November 19th, 2001
The Premiere OnLine Magazine for the Fly Fishing Enthusiast.
This is where our readers tell their stories . . .
Not a Four-Letter Word
By Johnny Irvin, (Hillfisher)
I spent my childhood life around a generation of ranchers,
farmers and outdoors men who have taught me to respect the
land and animals we share our lives with. Things like;
keep only what you can eat, leave only footprints and
have a lot of fun doing it.
I bring this up because recently I had an experience that
has altered my whole attitude towards teaching new people
in the art of fly fishing. By this I mean that when I have
taught people to flyfish, it was just that, fly fishing.
I never thought to include any conversations on conservation.
Believe me, I do now and this is why...
There was an individual who wanted to go fishing with me
and having known him for several years from work and
swapping many fishing stories, I gladly took him along
for a day of fishing. Now he is not a fly fisher, but
was content to sit on the bank with his bait rig and
catch one large perch after another. We both caught
and released many good size perch that day.
Monday a couple of other people at work were boasting
about catching over a 100 large perch before they
stopped biting! As it turns out he went back with
a couple of buddies and they cleaned out the holes
I shared with him. The fish didn't stop biting,
there weren't any left.
It will be another few years before this area recovers.
So as you can see, conservation is now an entire topic
whenever I am teaching anyone.
Understanding conservation isn't just catch and release,
but when and where as well. Some creeks have wonderful
holes with great fish to catch but their ecosystems are
fragile during certain times of the year.
During the summer some of the smaller rivers here in the
south will dwindle to a small stream with the fish
congregating in pools. During this time the fishing
can be non-stop action. It also means that a fisherman
can de-populate a large section of the water very quickly,
even if catch and release is practiced. The reason is
some creeks will actually stop flowing during the hottest
part of the summer and although the now separated pools
have a nice population of fish, the high water temperatures
and depletion of oxygen can cause a fish to die after you
have caught and released it. At this point they are just
trying to survive until the next rains. It's best to avoid
these areas until they are flowing again.
There are rivers that flow extremely well all year long.
They have strong flowing springs and maintain a fairly
constant temperature. A great example is the San Marcos
River. It has springs so strong that no matter the season
of the year, the river maintains a constant 74 degrees.
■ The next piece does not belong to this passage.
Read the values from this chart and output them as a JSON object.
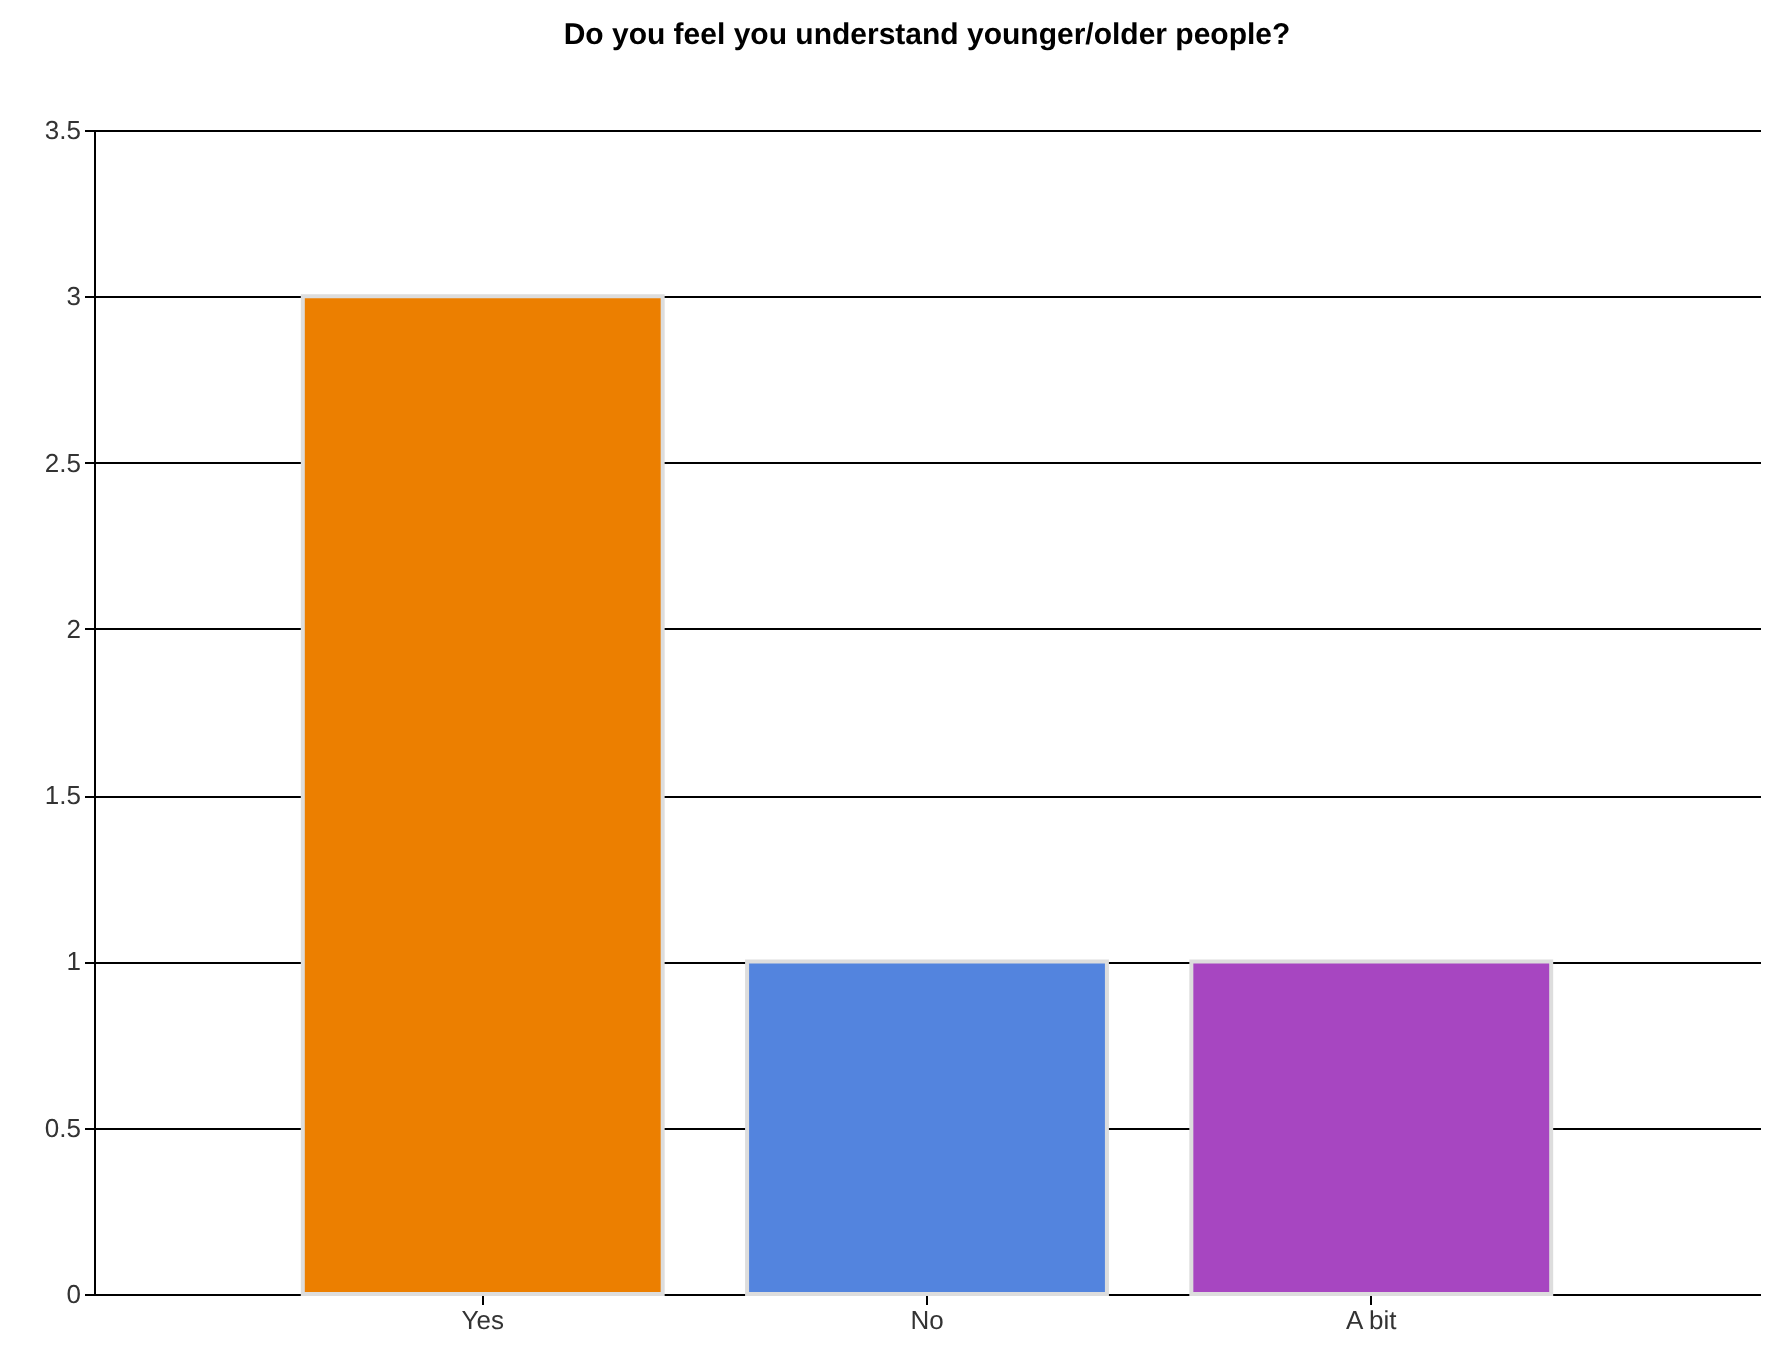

These rivers have good populations of large panfish and
bass. These rivers can be fished throughout the year
with little stress on the fish. Keeping a modest catch
for dinner does not pose a problem. However one has to
remember these fish have an area in which they do not
range out of and you can still deplete that section
of the river by keeping everything caught. If keeping
your catch is a preference, then catch a couple in one
area and move on to other areas for a few more. This
keeps from putting too much stress on the population
of one area.
So the next time you are out on our rivers and streams,
take a look at the conditions and determine if they
are favorable for you . . . and the fish.